Psychological Profile of a Rugby Player
Every rugbier knows that physical, technical and tactical training isn’t enough to face a sport like rugby. Practicing rugby it’s hard both physically and mentally, and yet it’s not frequent that coaches work the psychological aspect of the game with their players.
Chances are, no other sport holds such a close relationship between the physical strength needed to practice it and the obligation of such a strict mental discipline. A rugby player in general, moves within two poles, the aggressiveness of one part and the control of it by the other. Observing the individual characteristics of each player and learn to know the psychological profile required by the sport, allows that coaches can detect the ideal psychological strategies to work with these athletes and thus optimize their performance on the field.
Mental toughness is described as a series of attributes, amongst which are included; self-confidence, assertive management of emotions such as fear, anger, and frustration, control of attention, control of perceptions, motivation, positive energy, and attitude control. Psychologically focused players feel more able to positively influence the outcome of a match, which allows them to be more competitive and experience less stress in the field. They also tend to own a higher commitment to their team and a deep-felt sense of challenge.
These are athletes who conceive difficult situations as opportunities for personal and professional growth instead of thinking about it as a threat. They are able to play better on stressful matches and maintain high levels of competitiveness. How did these star players achieve that? By controlling their negative energy, being able to keep emotions under control, and remain calm in situations of pressure, these athletes surpass others because they are able to be concentrated for longer periods, this distinguishes a pretty good rugbier from an elite one.
Rugby is a sport of physical contact, sometimes highly intense, in which it is necessary to be able to make quick decisions taking into consideration multiple elements such as; the space, the time, the companions, the adversaries, among others; so it requires mental agility and the ability to control stress. During the game, it’s possible to identify several sources of stress that can affect the athlete and the team, during training, before or during the game. The factors can be personal or situational, the whole response is summarized to how these circumstances are handled.
Research with rugby players indicates that mental errors, injuries, and failures in physical condition are the most stressing factors for professional athletes. To deal with these, players use strategies such as increasing concentration, blocking thoughts and increasing physical effort.
Based on the ability of management of the two factors mentioned above, we can conceive a profile of the psychological characteristics that rugby players usually have. Each player is an individual with personal characteristics, but the following properties are what could define the rugby player mentally and psychologically:
They are athletes with high levels of self-confidence, self-motivation, self-discipline, and self-control, so they usually have high levels of commitment to the sport. In general, they are attracted by the challenge of game and training. Many of them stand out for their extraordinary capacity of concentration, their control of attention and emotions, and exceptional resistance to adversity. Rugbiers are also able to transform feelings such as anger or mental states such as anxiety into performance, once they are in their zone of optimal performance, being able to control and send negative energy (the result of constant physical contact).

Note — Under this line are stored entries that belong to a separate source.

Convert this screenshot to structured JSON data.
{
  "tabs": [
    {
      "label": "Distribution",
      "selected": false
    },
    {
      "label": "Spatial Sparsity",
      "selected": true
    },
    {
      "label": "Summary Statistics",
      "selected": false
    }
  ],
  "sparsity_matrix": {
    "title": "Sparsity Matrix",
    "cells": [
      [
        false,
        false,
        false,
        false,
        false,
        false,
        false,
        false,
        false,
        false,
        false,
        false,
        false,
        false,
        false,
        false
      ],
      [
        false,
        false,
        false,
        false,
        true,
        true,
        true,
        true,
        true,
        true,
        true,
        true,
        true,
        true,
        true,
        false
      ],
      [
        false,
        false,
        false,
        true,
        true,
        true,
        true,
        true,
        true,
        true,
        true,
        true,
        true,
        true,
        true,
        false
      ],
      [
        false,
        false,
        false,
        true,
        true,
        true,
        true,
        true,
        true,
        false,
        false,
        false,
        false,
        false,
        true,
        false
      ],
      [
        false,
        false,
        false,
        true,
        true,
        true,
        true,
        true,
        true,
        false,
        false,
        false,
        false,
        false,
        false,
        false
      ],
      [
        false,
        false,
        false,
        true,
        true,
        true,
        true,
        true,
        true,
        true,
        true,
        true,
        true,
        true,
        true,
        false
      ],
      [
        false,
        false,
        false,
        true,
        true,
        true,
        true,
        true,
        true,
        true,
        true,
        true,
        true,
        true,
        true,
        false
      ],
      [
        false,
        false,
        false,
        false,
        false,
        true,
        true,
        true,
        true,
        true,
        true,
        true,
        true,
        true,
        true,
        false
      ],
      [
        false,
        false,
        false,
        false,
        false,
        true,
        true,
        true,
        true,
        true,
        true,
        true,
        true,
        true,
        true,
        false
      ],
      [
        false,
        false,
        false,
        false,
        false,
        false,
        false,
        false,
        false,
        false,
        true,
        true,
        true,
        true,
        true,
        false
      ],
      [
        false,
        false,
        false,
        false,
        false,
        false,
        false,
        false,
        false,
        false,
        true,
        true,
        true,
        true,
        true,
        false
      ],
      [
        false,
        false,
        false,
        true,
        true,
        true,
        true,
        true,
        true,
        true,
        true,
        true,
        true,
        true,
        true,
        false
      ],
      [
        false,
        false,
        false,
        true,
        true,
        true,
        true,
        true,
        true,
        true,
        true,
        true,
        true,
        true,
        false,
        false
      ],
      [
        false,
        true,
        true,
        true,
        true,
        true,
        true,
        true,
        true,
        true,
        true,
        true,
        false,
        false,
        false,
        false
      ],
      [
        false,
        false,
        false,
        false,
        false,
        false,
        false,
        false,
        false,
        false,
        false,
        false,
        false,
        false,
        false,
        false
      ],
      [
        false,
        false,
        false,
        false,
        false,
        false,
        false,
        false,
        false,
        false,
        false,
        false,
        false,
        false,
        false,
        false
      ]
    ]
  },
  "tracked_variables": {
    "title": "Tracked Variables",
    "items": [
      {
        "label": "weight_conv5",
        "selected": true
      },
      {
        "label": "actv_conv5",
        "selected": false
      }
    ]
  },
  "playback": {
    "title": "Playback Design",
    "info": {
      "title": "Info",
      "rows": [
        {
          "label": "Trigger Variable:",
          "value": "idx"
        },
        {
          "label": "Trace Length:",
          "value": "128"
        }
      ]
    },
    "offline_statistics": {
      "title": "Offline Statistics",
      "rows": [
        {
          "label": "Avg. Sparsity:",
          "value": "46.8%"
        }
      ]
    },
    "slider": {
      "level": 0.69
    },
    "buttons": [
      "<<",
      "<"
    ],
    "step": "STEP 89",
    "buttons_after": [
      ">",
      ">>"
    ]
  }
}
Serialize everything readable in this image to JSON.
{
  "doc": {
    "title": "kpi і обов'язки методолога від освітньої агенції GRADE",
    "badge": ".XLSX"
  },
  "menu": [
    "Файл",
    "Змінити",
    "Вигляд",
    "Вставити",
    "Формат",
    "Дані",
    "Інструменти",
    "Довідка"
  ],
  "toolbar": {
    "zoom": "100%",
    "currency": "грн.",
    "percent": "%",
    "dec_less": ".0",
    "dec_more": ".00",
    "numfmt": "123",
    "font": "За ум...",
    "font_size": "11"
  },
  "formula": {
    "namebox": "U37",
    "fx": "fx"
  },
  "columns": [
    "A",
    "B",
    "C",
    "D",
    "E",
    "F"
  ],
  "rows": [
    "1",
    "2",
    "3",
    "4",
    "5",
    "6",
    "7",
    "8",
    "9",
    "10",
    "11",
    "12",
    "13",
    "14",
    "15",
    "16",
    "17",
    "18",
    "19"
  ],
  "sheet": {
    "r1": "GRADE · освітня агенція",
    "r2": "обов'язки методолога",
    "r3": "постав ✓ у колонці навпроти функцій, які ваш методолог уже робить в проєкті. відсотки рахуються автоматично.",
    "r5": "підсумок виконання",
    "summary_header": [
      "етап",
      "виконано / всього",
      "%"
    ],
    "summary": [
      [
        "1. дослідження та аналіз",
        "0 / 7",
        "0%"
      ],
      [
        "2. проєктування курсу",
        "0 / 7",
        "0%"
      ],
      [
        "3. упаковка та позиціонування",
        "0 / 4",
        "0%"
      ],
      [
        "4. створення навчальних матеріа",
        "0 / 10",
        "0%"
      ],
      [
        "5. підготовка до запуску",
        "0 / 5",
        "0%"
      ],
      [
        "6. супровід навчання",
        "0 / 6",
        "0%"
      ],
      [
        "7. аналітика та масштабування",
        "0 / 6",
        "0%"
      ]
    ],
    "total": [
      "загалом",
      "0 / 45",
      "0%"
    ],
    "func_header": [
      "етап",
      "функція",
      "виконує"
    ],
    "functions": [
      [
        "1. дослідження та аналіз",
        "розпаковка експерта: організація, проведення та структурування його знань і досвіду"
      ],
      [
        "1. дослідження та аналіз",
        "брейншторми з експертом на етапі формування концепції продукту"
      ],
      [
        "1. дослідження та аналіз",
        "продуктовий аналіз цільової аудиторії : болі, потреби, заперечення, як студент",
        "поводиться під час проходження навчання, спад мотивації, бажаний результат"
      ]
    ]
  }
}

It’s correct to assume that the particular personality of those who choose to practice this sport, allows them to bear the characteristics of confrontation and high physical-tactical demand that rugby requires. For this reason, mental training and psychological interventions are necessary to help rugbiers to gain skills to face the singularities of the game and thus increase their performance. As being a collective sport, such psychological strategies could be worked together as a team or for each individual player.